DN: That’s a walled garden that has to open up at some point and MSPs ought to be thinking about it. You can't just service monolithic software/hardware kind of infrastructure out there and expect to enjoy strong margins alongside customer demand. They have to evolve, and one way would be to embrace this cloud native technology. Some of the acquisitions in the space are quite interesting. For example, Hitachi bought REAN Cloud, a managed cloud native infrastructure company. NTT DATA is very progressive in the way they're thinking about cloud native. They bought a company called Flux7 that enables migration of workloads from cloud to cloud. Atos bought a company called Maven Wave, and Rackspace bought Onica. So, you are starting to see some of the major MSPs either buying into or starting to embrace cloud native technology so that they can service their customers better and enable them with this DevOps and agile application development process. Because if they don't they'll likely get marginalized overtime.

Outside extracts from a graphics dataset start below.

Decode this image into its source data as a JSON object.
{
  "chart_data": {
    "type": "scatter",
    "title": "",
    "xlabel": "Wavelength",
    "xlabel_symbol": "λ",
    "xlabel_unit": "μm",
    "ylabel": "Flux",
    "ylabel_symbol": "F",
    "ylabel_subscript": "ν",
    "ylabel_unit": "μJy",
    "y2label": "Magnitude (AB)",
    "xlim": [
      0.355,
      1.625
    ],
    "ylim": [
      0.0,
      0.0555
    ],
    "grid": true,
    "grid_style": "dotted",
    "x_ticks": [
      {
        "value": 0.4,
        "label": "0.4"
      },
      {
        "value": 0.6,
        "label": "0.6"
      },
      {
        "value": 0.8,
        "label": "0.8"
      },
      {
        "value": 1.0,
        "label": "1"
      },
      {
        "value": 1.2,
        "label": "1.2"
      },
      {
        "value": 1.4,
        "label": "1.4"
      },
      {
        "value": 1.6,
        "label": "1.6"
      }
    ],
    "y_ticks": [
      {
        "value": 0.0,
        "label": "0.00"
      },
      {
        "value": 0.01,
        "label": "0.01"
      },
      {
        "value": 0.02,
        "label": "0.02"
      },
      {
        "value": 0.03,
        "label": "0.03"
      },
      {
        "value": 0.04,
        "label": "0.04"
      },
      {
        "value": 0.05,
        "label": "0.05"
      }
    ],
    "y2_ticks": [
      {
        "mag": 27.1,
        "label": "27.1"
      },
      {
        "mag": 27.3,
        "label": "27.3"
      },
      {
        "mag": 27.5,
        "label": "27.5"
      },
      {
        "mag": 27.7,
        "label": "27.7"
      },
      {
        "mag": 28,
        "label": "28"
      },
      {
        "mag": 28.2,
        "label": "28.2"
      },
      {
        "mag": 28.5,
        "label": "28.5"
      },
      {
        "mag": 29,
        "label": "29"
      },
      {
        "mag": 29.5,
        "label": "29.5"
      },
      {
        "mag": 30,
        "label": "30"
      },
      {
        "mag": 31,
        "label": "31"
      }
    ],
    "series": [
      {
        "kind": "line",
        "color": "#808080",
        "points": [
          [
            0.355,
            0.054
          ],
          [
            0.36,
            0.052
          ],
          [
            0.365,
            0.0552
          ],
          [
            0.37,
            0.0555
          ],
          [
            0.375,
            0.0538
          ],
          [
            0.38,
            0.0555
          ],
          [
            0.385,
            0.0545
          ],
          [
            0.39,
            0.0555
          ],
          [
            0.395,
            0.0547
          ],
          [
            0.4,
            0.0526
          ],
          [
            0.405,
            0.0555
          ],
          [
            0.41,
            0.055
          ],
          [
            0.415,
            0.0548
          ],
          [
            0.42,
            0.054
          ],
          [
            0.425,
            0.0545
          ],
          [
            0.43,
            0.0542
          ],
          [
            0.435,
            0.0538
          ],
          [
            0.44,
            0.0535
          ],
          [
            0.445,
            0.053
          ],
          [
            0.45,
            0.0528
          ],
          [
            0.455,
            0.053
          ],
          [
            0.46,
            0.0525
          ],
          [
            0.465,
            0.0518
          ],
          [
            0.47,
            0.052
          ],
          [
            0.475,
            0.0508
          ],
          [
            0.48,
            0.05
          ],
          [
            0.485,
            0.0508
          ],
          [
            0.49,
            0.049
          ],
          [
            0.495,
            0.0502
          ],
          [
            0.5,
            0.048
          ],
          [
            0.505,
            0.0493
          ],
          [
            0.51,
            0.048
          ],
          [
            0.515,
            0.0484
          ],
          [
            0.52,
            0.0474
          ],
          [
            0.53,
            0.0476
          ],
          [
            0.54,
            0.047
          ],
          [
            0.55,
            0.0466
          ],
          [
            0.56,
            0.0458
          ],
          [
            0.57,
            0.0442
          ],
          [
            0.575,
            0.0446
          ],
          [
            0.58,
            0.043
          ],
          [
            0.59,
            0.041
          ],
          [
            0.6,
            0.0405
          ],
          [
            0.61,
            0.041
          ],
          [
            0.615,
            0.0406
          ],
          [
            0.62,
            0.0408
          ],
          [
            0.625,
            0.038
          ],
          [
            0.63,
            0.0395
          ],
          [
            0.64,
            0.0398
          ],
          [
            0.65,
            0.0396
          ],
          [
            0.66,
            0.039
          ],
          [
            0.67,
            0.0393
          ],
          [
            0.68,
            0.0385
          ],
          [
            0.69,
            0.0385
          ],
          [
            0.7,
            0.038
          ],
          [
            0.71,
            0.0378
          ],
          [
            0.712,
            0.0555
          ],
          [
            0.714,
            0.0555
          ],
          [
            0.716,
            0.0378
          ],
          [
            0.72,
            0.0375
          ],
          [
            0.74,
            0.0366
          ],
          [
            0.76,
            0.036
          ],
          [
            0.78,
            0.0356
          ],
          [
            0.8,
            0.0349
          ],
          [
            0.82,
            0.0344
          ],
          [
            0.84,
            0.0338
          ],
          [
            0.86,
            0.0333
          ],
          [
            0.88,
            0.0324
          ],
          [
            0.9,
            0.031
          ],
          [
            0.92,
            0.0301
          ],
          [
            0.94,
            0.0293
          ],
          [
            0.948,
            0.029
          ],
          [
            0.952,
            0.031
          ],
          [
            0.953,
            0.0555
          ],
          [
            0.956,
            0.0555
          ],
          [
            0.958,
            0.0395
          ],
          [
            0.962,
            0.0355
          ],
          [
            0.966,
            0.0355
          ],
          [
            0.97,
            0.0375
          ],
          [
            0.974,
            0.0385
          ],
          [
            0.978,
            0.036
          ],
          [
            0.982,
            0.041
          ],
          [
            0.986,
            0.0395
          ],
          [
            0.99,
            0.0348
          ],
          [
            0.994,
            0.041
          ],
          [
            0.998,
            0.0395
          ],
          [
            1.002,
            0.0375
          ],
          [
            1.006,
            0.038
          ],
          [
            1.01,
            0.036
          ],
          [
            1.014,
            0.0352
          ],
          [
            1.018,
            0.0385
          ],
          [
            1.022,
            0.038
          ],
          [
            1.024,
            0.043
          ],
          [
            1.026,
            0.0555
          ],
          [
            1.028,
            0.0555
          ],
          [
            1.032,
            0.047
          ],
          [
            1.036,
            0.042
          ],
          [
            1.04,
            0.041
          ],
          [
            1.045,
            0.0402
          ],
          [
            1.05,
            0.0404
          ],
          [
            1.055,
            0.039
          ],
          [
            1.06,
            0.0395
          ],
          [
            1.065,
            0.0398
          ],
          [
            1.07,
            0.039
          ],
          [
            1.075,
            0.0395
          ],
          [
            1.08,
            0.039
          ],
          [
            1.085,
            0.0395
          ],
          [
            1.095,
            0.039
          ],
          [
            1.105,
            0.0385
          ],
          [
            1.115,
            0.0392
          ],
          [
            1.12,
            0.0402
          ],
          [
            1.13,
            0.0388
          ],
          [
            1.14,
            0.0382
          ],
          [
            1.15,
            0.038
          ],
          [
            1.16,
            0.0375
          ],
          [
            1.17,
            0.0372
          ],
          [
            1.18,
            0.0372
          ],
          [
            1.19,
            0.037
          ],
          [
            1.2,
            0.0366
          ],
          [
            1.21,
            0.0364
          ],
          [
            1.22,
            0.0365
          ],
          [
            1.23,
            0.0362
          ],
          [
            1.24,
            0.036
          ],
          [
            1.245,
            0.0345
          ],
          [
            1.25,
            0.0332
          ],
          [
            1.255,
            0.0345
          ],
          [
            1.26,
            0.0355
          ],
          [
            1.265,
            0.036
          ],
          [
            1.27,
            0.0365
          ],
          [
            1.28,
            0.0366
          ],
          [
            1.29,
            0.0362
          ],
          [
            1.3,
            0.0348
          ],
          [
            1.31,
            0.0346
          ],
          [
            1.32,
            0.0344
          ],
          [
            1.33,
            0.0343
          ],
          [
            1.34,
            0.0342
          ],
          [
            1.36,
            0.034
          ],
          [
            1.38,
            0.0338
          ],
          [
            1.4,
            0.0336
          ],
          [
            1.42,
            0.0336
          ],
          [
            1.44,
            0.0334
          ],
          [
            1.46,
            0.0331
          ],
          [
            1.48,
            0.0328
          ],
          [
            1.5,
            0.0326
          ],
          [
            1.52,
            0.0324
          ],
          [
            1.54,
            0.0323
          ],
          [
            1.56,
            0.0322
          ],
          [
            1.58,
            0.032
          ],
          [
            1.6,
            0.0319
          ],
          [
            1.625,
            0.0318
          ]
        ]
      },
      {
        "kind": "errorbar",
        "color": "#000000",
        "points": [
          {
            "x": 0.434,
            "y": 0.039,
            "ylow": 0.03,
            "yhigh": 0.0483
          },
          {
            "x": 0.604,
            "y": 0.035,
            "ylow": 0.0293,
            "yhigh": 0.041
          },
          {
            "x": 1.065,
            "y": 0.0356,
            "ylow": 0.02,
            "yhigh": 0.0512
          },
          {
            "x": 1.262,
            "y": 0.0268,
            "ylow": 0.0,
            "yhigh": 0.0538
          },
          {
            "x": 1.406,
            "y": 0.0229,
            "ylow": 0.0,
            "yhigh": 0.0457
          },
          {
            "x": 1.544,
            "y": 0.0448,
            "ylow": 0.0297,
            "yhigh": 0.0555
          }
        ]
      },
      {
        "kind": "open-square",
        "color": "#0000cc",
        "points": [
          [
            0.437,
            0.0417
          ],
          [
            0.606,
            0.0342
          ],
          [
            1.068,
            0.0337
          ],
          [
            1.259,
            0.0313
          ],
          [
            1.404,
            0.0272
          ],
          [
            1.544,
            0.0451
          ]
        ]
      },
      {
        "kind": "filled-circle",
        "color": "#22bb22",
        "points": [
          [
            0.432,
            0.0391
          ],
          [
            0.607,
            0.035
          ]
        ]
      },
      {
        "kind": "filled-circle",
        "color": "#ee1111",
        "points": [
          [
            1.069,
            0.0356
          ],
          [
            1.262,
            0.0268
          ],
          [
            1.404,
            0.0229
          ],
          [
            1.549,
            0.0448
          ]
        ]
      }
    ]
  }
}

TR: So what’s new on the horizon for cloud native technologies? What’s the next big challenge it will take on?
DN: One acquisition which piqued my interest was the Microsoft acquisition of the telco infrastructure company Affirmed Networks, which specializes in a virtual evolved packet core (EPC) for 5G environments. It’s essentially a cloud-based virtual mobile core that can be hosted in an enterprise-like megascale data center rather than a traditional telco central office environment. If Microsoft is looking to become the new telco, that could be very much how they see the world evolving as we come into the 5G era. So that's one trend which I am watching: how the megascale players, such as AWS, Microsoft and Google, attack the 5G and disintermediate hundred-year-old telco infrastructure. Initially it was just voice and the PSTN, but that has already evolved into Voice over Internet and not a big deal anymore. With 5G, things are now moving to a web-scale cloud data center. Telcos have started to evolve in trying to rebuild their central offices to look and feel like a web-scale data center where they can host these virtual cores and have edge computing such as a virtual packet core that controls the wireless base station. So, there's this new set of service providers coming to the fore from the likes of Microsoft and Google, which creates a very, very interesting dynamic. I would tend to think that those cloud guys could evolve much faster than the traditional old-school capex-heavy telco operator. But it's early yet, so it remains to be seen. They are probably faced with a lot of quality of service issues initially, but even those are technical problems that will get solved over time. But the landscape vendor names may change as we enter the 5G world.
TR: Thank you for talking with Telecom Ramblings!